OAuth looks scary—not because it’s impossible, but because too many variables change at once: dashboards, SDKs, redirects, and vague error messages.
When you're working with React Native + Expo, the complexity doubles because of deep links and environment differences. I now have refined a workflow that turns AI into a high-level pair programmer rather than a source of noise.
Here is how I used AI to finally found the solutions.
1. Map the Architecture Before Touching Code
Before asking AI how to fix a "Redirect URI" error, it's crucial to understand who is talking to whom. In a mobile flow, think of OAuth as a relay race:
- The App: Initiates the request.
- The Broker (e.g., Clerk/Supabase): Coordinates the logic.
- The Identity Provider (e.g., Google/GitHub): Verifies the user.
- The Keychain: Securely stores the resulting tokens.
Pro-Tip: Once I see it as a relay, I stop looking for "app bugs" when the problem is actually a "handshake" configuration in a dashboard.
2. Give the AI "Full Context"
Never assume the AI knows about the stack. OAuth behaves differently on every version of a library. Always include:
-
Core Stack: Library name + version (e.g.,
expo-auth-sessionv8.x). - Routing Strategy: Expo Router vs. React Navigation.
- Environment: iOS Simulator vs. physical device.
- Build Type: Development Client vs. Expo Go vs. Production build.
Example Prompt Starter: "I am building an Expo Router app using Clerk. I am testing on a physical iOS device using a Development Build..."
3. Keep Code Simple
When debugging, remove everything that isn't OAuth.
- Remove complex navigation guards.
- Create a "Sandbox Page": A single button that says "Sign In" and a
console.logfor the result.
4. Leverage Ecosystem-Specific AI
Not all LLMs are created equal for specific tasks...
- For Google Cloud/Firebase Console: Use Gemini. It is trained more deeply on Google’s evolving UI labels and "Consent Screen" quirks.
- For Code Snippets: Use GPT or Claude.

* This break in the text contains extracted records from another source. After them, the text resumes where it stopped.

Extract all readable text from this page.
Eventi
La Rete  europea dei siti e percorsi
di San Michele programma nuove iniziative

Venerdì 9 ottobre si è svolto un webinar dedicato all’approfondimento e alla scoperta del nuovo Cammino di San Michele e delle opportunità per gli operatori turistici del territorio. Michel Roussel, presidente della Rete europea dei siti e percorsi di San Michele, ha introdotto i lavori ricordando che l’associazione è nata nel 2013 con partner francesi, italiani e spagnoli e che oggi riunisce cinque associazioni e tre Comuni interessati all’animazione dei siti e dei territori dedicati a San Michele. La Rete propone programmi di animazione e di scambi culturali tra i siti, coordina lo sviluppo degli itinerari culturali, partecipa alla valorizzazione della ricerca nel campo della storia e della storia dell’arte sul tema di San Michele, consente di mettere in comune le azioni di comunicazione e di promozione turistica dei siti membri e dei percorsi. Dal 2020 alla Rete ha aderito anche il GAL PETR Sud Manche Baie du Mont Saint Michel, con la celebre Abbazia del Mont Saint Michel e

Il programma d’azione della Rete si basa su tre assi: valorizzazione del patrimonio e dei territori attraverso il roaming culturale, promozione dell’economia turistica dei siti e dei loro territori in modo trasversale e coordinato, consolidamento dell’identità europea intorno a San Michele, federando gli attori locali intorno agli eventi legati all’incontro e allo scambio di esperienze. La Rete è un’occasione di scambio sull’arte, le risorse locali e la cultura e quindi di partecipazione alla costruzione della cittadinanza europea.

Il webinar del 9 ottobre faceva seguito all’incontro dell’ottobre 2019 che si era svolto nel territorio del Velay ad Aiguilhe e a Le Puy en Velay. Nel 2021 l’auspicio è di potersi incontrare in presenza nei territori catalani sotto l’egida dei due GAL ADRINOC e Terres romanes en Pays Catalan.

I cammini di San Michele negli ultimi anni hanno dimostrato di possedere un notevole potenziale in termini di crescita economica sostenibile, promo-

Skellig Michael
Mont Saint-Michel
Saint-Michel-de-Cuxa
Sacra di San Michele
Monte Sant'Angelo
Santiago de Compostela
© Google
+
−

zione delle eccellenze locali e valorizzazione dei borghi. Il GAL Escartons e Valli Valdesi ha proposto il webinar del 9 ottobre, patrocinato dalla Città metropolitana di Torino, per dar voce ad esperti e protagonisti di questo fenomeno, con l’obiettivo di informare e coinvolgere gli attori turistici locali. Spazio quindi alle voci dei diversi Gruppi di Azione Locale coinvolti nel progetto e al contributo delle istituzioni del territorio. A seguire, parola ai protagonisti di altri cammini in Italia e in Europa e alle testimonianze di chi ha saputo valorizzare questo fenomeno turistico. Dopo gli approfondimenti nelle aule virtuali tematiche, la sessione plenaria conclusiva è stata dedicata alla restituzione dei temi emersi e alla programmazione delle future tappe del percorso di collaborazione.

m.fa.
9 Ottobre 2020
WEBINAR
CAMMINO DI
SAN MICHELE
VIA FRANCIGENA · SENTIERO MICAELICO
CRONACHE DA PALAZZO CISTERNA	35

They tend to follow React Native's hook-based patterns more cleanly.
5. Use the "Screenshot Loop" 📸
Error messages in OAuth are often generic (e.g., "Error 400: invalid_request"). Try to debug using only the messages often lead to many confusing paths. The real answer is usually hiding in a checkbox on a dashboard you haven't seen.
- Screenshot your dashboard settings.
- Ask AI: "Based on my code, what is missing in this UI?"
- Apply the change.
- Screenshot again and ask AI to validate.
6. Take Small Steps (The 15-Minute Rule)
OAuth is conceptually dense. My rule is: Configure one thing, then stop. If you try to set up Google, Apple, and Facebook login all at once, you’ll never find the root cause of a failure. Get one provider working, take a 5-minute break to let your brain reset, and then move to the next.
7. Don't Let Dashboard "Hide and Seek" Stop You
Platforms like Clerk or Google Cloud change their layouts constantly. I used to spend forever looking for a specific "API Key" or "Redirect" field that had been moved or renamed in a recent update.
Now, I’ve adopted a "click-and-explore" mindset:
Explore Every Menu: If I can't find a setting, I click through every tab—even the ones that don't sound relevant. I realized that as long as I don’t hit "Save," I can't break anything.
Combined with the "Screenshot Loop" from step 5, this turned the dashboard from a maze into a map I could actually read.
Final Thought: AI is an Amplifier
AI doesn’t replace your understanding; it amplifies it. When you provide clean context, isolated code, and visual data (screenshots), AI becomes a powerful debugging partner.
If OAuth ever felt impossible, it’s not necessarily you — it’s often the complexity. Having tools described helped me to navigate myself out of the maze and learnt to make it work.